Gene profiling provides a multitude of data on individual gene expression. The view is expressed here that unreplicated data can be used in a descriptive way to compare cell populations in terms of their lineage characteristics and function. In these studies, the aim is to provide a snapshot of gene expression or its absence as a reflection of cell lineage or type, rather than gain a reliable expression measure for all genes expressed. The data set used in this analysis represents gene expression in the splenic stroma STX3 supportive of dendritic cell hematopoiesis and the lymph node stroma 2RL22, which is non-supportive. These were obtained by hybridization of Affymetrix U74Av2 genechips. The use of P-value selection to identify genes with a high probability of differential expression has been used effectively to detect differentially expressed genes. Genes that relate to a niche environment for hematopoiesis have been selected for further study to make predictions about the cell types of supportive stroma.

Molecular definition of an in vitro niche for dendritic cell development.
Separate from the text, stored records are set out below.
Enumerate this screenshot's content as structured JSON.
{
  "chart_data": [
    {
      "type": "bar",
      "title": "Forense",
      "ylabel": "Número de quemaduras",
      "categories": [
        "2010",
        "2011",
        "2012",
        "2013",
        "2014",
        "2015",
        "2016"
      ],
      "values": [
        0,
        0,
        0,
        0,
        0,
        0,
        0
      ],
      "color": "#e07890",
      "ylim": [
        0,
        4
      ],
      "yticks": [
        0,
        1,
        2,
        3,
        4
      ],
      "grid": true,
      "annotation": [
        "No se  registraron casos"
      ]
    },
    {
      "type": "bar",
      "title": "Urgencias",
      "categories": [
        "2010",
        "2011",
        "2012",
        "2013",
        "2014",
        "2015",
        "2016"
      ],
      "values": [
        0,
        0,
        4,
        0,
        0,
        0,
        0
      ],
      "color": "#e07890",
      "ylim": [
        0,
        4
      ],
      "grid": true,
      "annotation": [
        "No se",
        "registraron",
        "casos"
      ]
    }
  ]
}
OBJECTIVE: Although dendritic cell (DC) precursors have been isolated from many lymphoid sites, the regulation and location of early DC development is still poorly understood. Here we describe a splenic microenvironment that supports DC hematopoiesis in vitro and identify gene expression specific for that niche. METHODS: The DC supportive function of the STX3 splenic stroma and the lymph node-derived 2RL22 stroma for overlaid bone marrow cells was assessed by coculture over 2 weeks. The DC supportive function of SXT3 was identified in terms of specific gene expression in STX3 and not 2RL22 using Affymetrix microchips. RESULTS: STX3 supports DC differentiation from overlaid bone marrow precursors while 2RL22 does not. A dataset of 154 genes specifically expressed in STX3 and not 2RL22 was retrieved from Affymetrix results. Functional annotation has led to selection of 26 genes as candidate regulators of the microenvironment supporting DC hematopoiesis. Specific expression of 14 of these genes in STX3 and not 2RL22 was confirmed by reverse transcription-polymerase chain reaction. CONCLUSION: Some genes specifically expressed in STX3 have been previously associated with hematopoietic stem cell niches. A high proportion of genes encode growth factors distinct from those commonly used for in vitro development of DC from precursors. Potential regulators of a DC microenvironment include genes involved in angiogenesis, hematopoiesis, and development, not previously linked to DC hematopoiesis.